10-11-2012 03:16 PM
I found the following code to calculate the average (below). I'm a beginner and would like to know if this code is optimal for datasources with over 4 million records? The goal is to have the capability to write a data set that calculates the averages. Again, this is my first time so I might be in the wrong forum. Sorry.
input id month packs @@;
1 1 10 1 2 20 1 8 99 1 5 30 1 1 30
2 1 100 2 3 200 2 7 999 2 3 300 2 8 888
3 10 999 3 11 999
total = 0;
n = 0;
total + month;
if n then average = total / n;
do until (last.id)
10-11-2012 05:03 PM
I'd like to have the flexibility view various variables like:
Employee Department Salary Type Number of Employees Employee Average Salary Last year's Average Salary Difference/Ratio change
John Doe Finance 25000 Mid Manager 20 20000 17000
Plus, using a data set procedure allows me to double check my work against a SQL procedure.
10-11-2012 03:29 PM
Depends on if your data is sorted and you need it re-merged.

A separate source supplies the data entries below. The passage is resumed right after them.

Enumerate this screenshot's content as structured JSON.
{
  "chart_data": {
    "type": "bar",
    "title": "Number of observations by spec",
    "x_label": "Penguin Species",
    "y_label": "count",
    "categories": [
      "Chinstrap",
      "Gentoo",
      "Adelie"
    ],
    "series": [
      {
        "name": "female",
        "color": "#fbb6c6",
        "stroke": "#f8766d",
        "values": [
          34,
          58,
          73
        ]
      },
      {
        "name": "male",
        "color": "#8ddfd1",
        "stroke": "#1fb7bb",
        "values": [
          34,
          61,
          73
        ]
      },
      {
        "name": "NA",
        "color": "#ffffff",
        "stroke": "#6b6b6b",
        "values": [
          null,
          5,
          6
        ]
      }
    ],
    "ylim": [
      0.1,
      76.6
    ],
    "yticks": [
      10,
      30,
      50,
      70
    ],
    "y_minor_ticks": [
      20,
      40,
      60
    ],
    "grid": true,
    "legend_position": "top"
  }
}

If the data is not sorted and you don't need it remerged then this is not the most efficient way.
10-11-2012 05:06 PM
As a beginner, an important lesson to learn is NOT to omit the necessary semi-colons. Your code wouldn't even run as posted.
Just as important, do you really want to calculate the average month or are you really trying to calculate the average packs?
Regardless, given that your data is already in ID order, yes it will run quicker than any of the procs. However, the caveat is that you have to type all of the code. When you are doing either multiple and/or more complex calculations, writing the code will probably take you longer than the running time you will save.
10-11-2012 05:34 PM
Prior to posting my response, I expanded your example to have 4.5 million records. Your code (with semicolons added) ran faster than proc means/summary and proc sql.
10-11-2012 06:24 PM
Yes, the code you originally proposed runs faster. The problem is the time required to write it which, for anything complicated, could easily take longer than the time saved and introduce more opportunity for error.
10-11-2012 06:57 PM
No, the OP's example data was already sorted. However, to make coding even more complex, even if it weren't sorted, I would have to think that including a sort-via-hash would still be faster.
I'm not recommending the code-your-own approach, just answering the original question whether data step processing is more efficient (processing wise) than other methods.
10-11-2012 07:32 PM
Is your data originally in a SAS data set, or are you first reading in a sorted raw data file? If you are starting with the sorted raw data file, you could modify the first DATA step to produce your averages.